Selkoe spoke to a number of topics in the Alzheimer space, including the challenges in the field and his excitement for the future.

“We’re going to be having blood tests, very soon I think, within a year, that you can measure in spinal fluid.”

At the 2018 Alzheimer’s Association International Conference held in Chicago, Illinois, Dennis Selkoe, MD, Coates Professor of Neurologic Diseases at Harvard Medical School and co-director of the Ann Romney Center for Neurologic Diseases at Brigham and Women’s Health Center, sat down with NeurologyLive to discuss many topics in the Alzheimer space.

Selkoe first discussed results from an exploratory analysis of the phase II BLAZE and ABBY clinical trials which studied the impact of crenezumab treatment on beta amyloid oligomer levels in cerebrospinal fluid (CSF) in subjects with mild to moderate Alzheimer disease. He noted that this is the first time anyone has shown direct evidence of target engagement of toxic forms of amyloid in humans.
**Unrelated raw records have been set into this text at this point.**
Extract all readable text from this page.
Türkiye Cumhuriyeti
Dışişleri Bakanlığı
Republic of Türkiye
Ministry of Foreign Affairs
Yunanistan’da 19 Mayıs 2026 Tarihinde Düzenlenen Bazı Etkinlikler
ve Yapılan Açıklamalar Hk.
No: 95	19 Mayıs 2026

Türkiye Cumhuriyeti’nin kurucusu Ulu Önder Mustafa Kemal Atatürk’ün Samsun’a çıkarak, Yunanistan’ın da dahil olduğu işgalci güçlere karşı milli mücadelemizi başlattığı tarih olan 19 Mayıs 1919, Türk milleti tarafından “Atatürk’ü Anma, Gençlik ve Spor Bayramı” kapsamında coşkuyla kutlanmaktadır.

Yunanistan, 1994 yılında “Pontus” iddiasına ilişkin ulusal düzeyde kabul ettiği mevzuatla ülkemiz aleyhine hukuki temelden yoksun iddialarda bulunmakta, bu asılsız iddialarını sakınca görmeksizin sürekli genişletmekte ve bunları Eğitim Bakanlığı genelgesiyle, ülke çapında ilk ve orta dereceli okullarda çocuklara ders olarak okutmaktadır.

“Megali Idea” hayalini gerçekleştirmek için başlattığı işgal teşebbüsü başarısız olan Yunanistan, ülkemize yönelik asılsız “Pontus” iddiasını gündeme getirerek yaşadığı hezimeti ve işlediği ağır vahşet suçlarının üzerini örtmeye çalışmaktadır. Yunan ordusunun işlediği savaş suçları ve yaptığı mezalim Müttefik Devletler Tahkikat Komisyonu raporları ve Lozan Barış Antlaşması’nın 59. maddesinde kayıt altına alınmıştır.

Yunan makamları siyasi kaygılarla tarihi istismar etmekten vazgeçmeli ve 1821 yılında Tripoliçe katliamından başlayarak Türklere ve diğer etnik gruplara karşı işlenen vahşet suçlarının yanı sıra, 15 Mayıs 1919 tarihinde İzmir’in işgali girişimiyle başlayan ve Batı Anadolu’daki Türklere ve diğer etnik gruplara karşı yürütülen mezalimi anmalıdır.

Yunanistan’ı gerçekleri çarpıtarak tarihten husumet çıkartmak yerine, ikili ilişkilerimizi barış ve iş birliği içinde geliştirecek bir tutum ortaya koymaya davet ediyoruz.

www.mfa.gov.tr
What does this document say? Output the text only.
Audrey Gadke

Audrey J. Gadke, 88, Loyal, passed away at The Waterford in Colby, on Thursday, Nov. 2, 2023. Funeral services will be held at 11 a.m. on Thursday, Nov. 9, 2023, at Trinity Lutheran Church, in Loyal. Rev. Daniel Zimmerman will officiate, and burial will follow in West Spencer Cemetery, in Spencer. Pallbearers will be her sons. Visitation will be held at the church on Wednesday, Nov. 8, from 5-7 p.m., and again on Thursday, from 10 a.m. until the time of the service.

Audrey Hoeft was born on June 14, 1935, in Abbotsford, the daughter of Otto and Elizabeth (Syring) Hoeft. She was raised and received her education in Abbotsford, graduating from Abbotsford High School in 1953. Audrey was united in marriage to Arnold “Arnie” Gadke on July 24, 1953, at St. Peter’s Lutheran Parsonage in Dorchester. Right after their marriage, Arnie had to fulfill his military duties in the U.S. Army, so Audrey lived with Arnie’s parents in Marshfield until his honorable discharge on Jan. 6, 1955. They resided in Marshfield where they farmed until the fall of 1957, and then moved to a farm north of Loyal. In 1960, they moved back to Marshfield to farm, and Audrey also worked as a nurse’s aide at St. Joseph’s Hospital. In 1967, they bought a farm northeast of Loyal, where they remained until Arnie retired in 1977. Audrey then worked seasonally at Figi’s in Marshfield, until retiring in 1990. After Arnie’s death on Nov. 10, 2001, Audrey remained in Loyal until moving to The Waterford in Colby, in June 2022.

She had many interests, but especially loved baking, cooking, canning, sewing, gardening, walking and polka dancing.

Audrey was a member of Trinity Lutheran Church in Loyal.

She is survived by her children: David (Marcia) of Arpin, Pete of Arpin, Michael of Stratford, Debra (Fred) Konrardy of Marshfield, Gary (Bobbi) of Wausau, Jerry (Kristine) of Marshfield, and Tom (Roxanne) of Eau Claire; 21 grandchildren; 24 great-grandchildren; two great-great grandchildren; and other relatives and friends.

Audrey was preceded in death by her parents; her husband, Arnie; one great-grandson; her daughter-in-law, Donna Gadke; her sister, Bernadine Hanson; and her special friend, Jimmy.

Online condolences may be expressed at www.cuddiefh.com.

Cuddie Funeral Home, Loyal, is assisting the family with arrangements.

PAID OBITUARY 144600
The results, Selkoe added, strongly suggest target engagement and recommends assaying CSF Aβ oligomers in upcoming trials.

Next, Selkoe spoke to his excitement in field, and that after much debate and controversy surrounding the amyloid hypothesis theory, there now comes evidence it actually works. Evidence presented at the meeting demonstrated that after treating subjects for 18 months with the antibody BAN2401, cognitive decline was slowed—providing evidence coupled with clinical benefit to show clearing of amyloid from the brain. Selkoe added that the trials underway focusing on neutralizing or clearing amyloid are on the right track. This could potentially lead to clear-cut data that will be submitted to the FDA for approval of the first Alzheimer drug to slow the progress of disease.

In addition to the amyloid hypothesis, Selkoe mentions the interest surrounding the tau protein which is just as important as the Aβ problem and necessary to get clinical symptoms. If patients didn’t undergo tau alteration, Selkoe says, the Aβ problem wouldn’t produce memory failure.